Schools add vocational academies
By Phyllis Moore
Published in News on June 8, 2010 1:46 PM
Wayne County Public Schools will add three new vocational academies at high schools in the fall -- in drafting, machining and transportation.
The Board of Education voted Monday night to enter into a memorandum of agreement with Wayne Community College for the three initiatives.
Board Chairman Rick Pridgen called the partnership with the college a "valuable asset" for the school system.
In recent years, the board has favored the addition of vocational and occupation programs as an option for high school students who might not want to take the traditional college path.
Anne Millington, director of cooperative education at the college, was on hand to discuss the logistics of each program.
The drafting academy, she said, will be offered on-site at Wayne School of Engineering, for students in grades 10-12.

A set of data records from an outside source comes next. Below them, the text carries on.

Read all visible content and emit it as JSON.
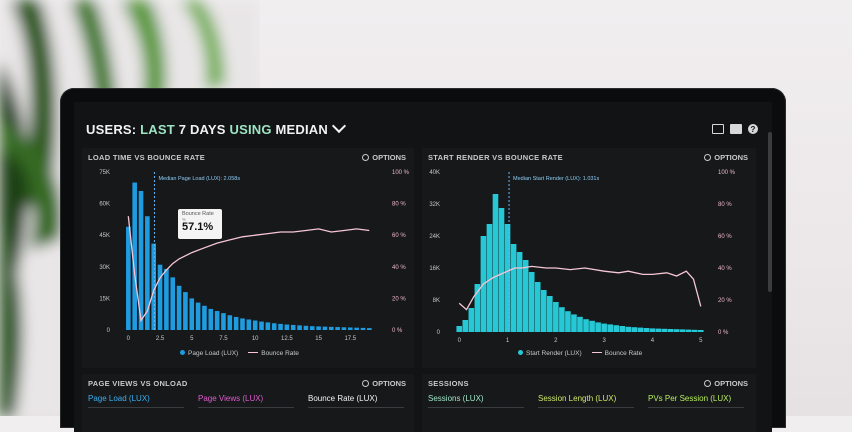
{
  "header": {
    "prefix": "USERS: ",
    "mid1": "LAST ",
    "bold1": "7 DAYS ",
    "mid2": "USING ",
    "bold2": "MEDIAN"
  },
  "icons": [
    "monitor-icon",
    "share-icon",
    "help-icon"
  ],
  "help_glyph": "?",
  "colors": {
    "bar_blue": "#1f9be0",
    "bar_cyan": "#27c8d6",
    "line_pink": "#f6c6d4",
    "accent_teal": "#9ee4c4"
  },
  "panels": {
    "load": {
      "title": "LOAD TIME VS BOUNCE RATE",
      "options": "OPTIONS",
      "median_label": "Median Page Load (LUX): 2.058s",
      "tooltip_title": "Bounce Rate",
      "tooltip_sub": "%",
      "tooltip_value": "57.1%",
      "legend_bar": "Page Load (LUX)",
      "legend_line": "Bounce Rate"
    },
    "render": {
      "title": "START RENDER VS BOUNCE RATE",
      "options": "OPTIONS",
      "median_label": "Median Start Render (LUX): 1.031s",
      "legend_bar": "Start Render (LUX)",
      "legend_line": "Bounce Rate"
    },
    "pageviews": {
      "title": "PAGE VIEWS VS ONLOAD",
      "options": "OPTIONS",
      "metrics": [
        "Page Load (LUX)",
        "Page Views (LUX)",
        "Bounce Rate (LUX)"
      ]
    },
    "sessions": {
      "title": "SESSIONS",
      "options": "OPTIONS",
      "metrics": [
        "Sessions (LUX)",
        "Session Length (LUX)",
        "PVs Per Session (LUX)"
      ]
    }
  },
  "chart_data": [
    {
      "type": "bar",
      "title": "LOAD TIME VS BOUNCE RATE",
      "x_ticks": [
        "0",
        "2.5",
        "5",
        "7.5",
        "10",
        "12.5",
        "15",
        "17.5"
      ],
      "x_range": [
        -0.5,
        20
      ],
      "y_ticks": [
        "0",
        "15K",
        "30K",
        "45K",
        "60K",
        "75K"
      ],
      "ylim": [
        0,
        75000
      ],
      "y2_ticks": [
        "0 %",
        "20 %",
        "40 %",
        "60 %",
        "80 %",
        "100 %"
      ],
      "y2lim": [
        0,
        100
      ],
      "median_x": 2.058,
      "series": [
        {
          "name": "Page Load (LUX)",
          "x": [
            0,
            0.5,
            1,
            1.5,
            2,
            2.5,
            3,
            3.5,
            4,
            4.5,
            5,
            5.5,
            6,
            6.5,
            7,
            7.5,
            8,
            8.5,
            9,
            9.5,
            10,
            10.5,
            11,
            11.5,
            12,
            12.5,
            13,
            13.5,
            14,
            14.5,
            15,
            15.5,
            16,
            16.5,
            17,
            17.5,
            18,
            18.5,
            19
          ],
          "values": [
            49000,
            70000,
            66000,
            54000,
            41000,
            31000,
            29000,
            25000,
            21000,
            18000,
            15000,
            13000,
            11500,
            10000,
            9000,
            8000,
            7000,
            6200,
            5500,
            5000,
            4500,
            4000,
            3600,
            3200,
            2900,
            2600,
            2400,
            2200,
            2000,
            1800,
            1700,
            1600,
            1500,
            1400,
            1300,
            1200,
            1100,
            1000,
            900
          ]
        },
        {
          "name": "Bounce Rate",
          "x": [
            0,
            0.5,
            1,
            1.5,
            2,
            2.5,
            3,
            3.5,
            4,
            5,
            6,
            7,
            8,
            9,
            10,
            11,
            12,
            13,
            14,
            15,
            16,
            17,
            18,
            19
          ],
          "values": [
            72,
            35,
            6,
            12,
            25,
            33,
            38,
            42,
            45,
            49,
            52,
            55,
            57,
            59,
            60,
            61,
            62,
            62,
            63,
            64,
            62,
            63,
            64,
            63
          ]
        }
      ]
    },
    {
      "type": "bar",
      "title": "START RENDER VS BOUNCE RATE",
      "x_ticks": [
        "0",
        "1",
        "2",
        "3",
        "4",
        "5"
      ],
      "x_range": [
        -0.15,
        5.15
      ],
      "y_ticks": [
        "0",
        "8K",
        "16K",
        "24K",
        "32K",
        "40K"
      ],
      "ylim": [
        0,
        40000
      ],
      "y2_ticks": [
        "0 %",
        "20 %",
        "40 %",
        "60 %",
        "80 %",
        "100 %"
      ],
      "y2lim": [
        0,
        100
      ],
      "median_x": 1.031,
      "series": [
        {
          "name": "Start Render (LUX)",
          "x": [
            0,
            0.125,
            0.25,
            0.375,
            0.5,
            0.625,
            0.75,
            0.875,
            1.0,
            1.125,
            1.25,
            1.375,
            1.5,
            1.625,
            1.75,
            1.875,
            2.0,
            2.125,
            2.25,
            2.375,
            2.5,
            2.625,
            2.75,
            2.875,
            3.0,
            3.125,
            3.25,
            3.375,
            3.5,
            3.625,
            3.75,
            3.875,
            4.0,
            4.125,
            4.25,
            4.375,
            4.5,
            4.625,
            4.75,
            4.875,
            5.0
          ],
          "values": [
            1500,
            3000,
            6000,
            12000,
            24000,
            27000,
            34500,
            31000,
            27000,
            22000,
            20000,
            18000,
            15000,
            12500,
            10500,
            9000,
            7500,
            6200,
            5200,
            4400,
            3800,
            3200,
            2800,
            2400,
            2100,
            1900,
            1700,
            1500,
            1300,
            1200,
            1100,
            1000,
            900,
            850,
            800,
            750,
            700,
            650,
            600,
            550,
            500
          ]
        },
        {
          "name": "Bounce Rate",
          "x": [
            0,
            0.15,
            0.3,
            0.5,
            0.7,
            0.85,
            1.0,
            1.15,
            1.3,
            1.5,
            1.8,
            2.0,
            2.3,
            2.6,
            3.0,
            3.3,
            3.5,
            3.8,
            4.0,
            4.3,
            4.5,
            4.7,
            4.85,
            5.0
          ],
          "values": [
            18,
            14,
            22,
            30,
            34,
            36,
            38,
            40,
            40,
            41,
            40,
            40,
            39,
            40,
            38,
            37,
            38,
            36,
            36,
            37,
            35,
            38,
            33,
            16
          ]
        }
      ]
    }
  ]
}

The machining academy, also designed for students in grades 10-12, will be based at Charles B. Aycock High.
"We look at this as an idea for students to do some career exploration," Ms. Millington explained.
WCC instructors will be furnished, as will software for the programs, she said.
Classes are eight weeks each, with two to be held in the fall and two in the spring.
The transportation academy will be open to all public high school students, offering college level courses in auto body repair, automotive systems technology and aviation systems technology.
"They will have to come to our campus for these particular classes," said Ernie White, division head for applied technology. "We'll offer lab space and instructors and tool kits."
The college is also considering how the college aviation courses might translate to the high school environment, he added.
Pridgen said the academies are in line with where industry is going in the region, making the partnership with the college a nice fit.
Board member John Grantham asked about the marketability of the new vocational programs.
"We have been so far fortunate to find jobs," White said. "That doesn't mean they're geographically close by. They may have to move but there are plenty of jobs.
"One other thing that we didn't mention is that these high school students will earn college credit ... and skill certificates, which means that they can go to work sooner instead of starting at ground zero."
The three academies will join other vocational programs already in place across the county, which include business, health occupations, diesel, construction and a teacher academy.
John Twitty, co-principal at Goldsboro High School, also said his school is investigating the possibility of launching a cosmetology program there in the future.